To listen to the interview, click on the ► icon on the right, just above the picture
Polish film director Agnieszka Holland tells us about why she thought felt compelled to make a film about Welsh journalist Gareth Jones, after learning about his role in uncovering the famine-genocide in Ukraine in 1932-33, Holodomor, how she worked with actor James Norton to develop the central character and the links made in the film to George Orwell and his writing of Animal Farm. The acclaimed director also shared her views on our corrupt media as the biggest threat to modernity and the exciting new opportunities TV has opened up for directors and actors alike in recent years.
Mr. Jones: In March 1933, Welsh journalist Gareth Jones takes a train from Moscow to Kharkov in the Ukraine.

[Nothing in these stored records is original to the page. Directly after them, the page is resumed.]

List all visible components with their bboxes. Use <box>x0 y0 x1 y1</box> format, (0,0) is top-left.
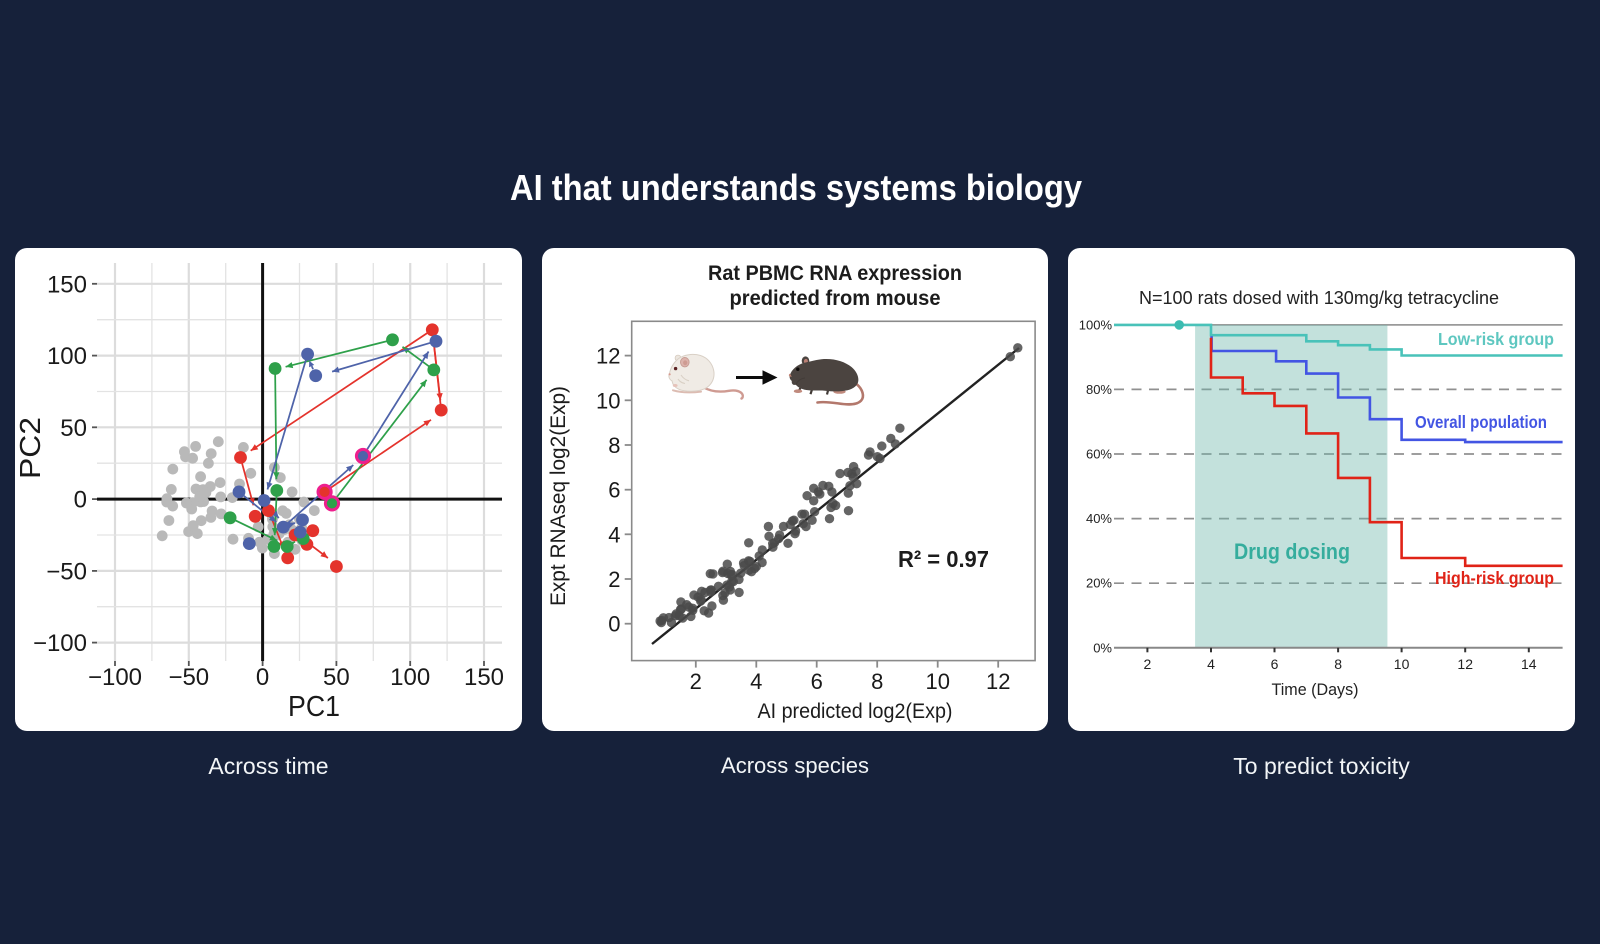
svg-text:150: 150 <box>47 271 87 298</box>
svg-text:−100: −100 <box>88 664 142 691</box>
svg-text:12: 12 <box>1457 656 1473 672</box>
svg-text:6: 6 <box>811 669 823 694</box>
svg-text:predicted from mouse: predicted from mouse <box>730 287 941 310</box>
svg-text:Low-risk group: Low-risk group <box>1438 329 1554 349</box>
svg-text:10: 10 <box>596 388 620 413</box>
svg-text:10: 10 <box>1394 656 1410 672</box>
svg-text:20%: 20% <box>1086 576 1112 591</box>
svg-text:Time (Days): Time (Days) <box>1272 681 1359 699</box>
svg-text:6: 6 <box>1271 656 1279 672</box>
svg-text:8: 8 <box>871 669 883 694</box>
svg-text:12: 12 <box>986 669 1010 694</box>
svg-text:2: 2 <box>690 669 702 694</box>
svg-text:100: 100 <box>390 664 430 691</box>
svg-text:8: 8 <box>1334 656 1342 672</box>
svg-text:50: 50 <box>323 664 350 691</box>
svg-text:150: 150 <box>464 664 504 691</box>
svg-text:6: 6 <box>608 478 620 503</box>
svg-text:14: 14 <box>1521 656 1537 672</box>
svg-text:R² = 0.97: R² = 0.97 <box>898 546 989 572</box>
svg-text:−50: −50 <box>46 558 87 585</box>
svg-text:−50: −50 <box>168 664 209 691</box>
svg-text:4: 4 <box>1207 656 1215 672</box>
svg-text:Drug dosing: Drug dosing <box>1234 539 1350 564</box>
svg-text:−100: −100 <box>33 630 87 657</box>
svg-text:AI that understands systems bi: AI that understands systems biology <box>510 167 1082 208</box>
svg-text:100%: 100% <box>1079 317 1113 332</box>
svg-text:0%: 0% <box>1093 640 1112 655</box>
svg-text:8: 8 <box>608 433 620 458</box>
svg-text:10: 10 <box>925 669 949 694</box>
svg-text:Rat PBMC RNA expression: Rat PBMC RNA expression <box>708 262 962 285</box>
svg-text:N=100 rats dosed with 130mg/kg: N=100 rats dosed with 130mg/kg tetracycl… <box>1139 288 1499 308</box>
svg-text:60%: 60% <box>1086 447 1112 462</box>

He disembarks at a small station and sets off on foot on a journey through the country where he experiences at first hand the horrors of a famine. Everywhere there are dead people, and everywhere he goes he meets henchmen of the Soviet secret service who are determined to prevent news about the catastrophe from getting out to the general public. Stalin’s forced collectivisation of agriculture has resulted in misery and ruin; the policy is tantamount to mass murder. Supported by Ada Brooks, a New York Times reporter, Jones succeeds in spreading the shocking news in the West, thereby putting his powerful rival, the Pulitzer Prize-winning, pro-Stalin journalist Walter Duranty, firmly in his place. Shot in Poland, Scotland and in original locations in the Ukraine, Agnieszka Holland’s film recalls the legendary journalist Gareth Jones (1905-1935) who, despite fierce resistance, could not be dissuaded from telling the truth. Jones’s encounter with the young George Orwell is said to have inspired the latter’s dystopian parable Animal Farm (1945).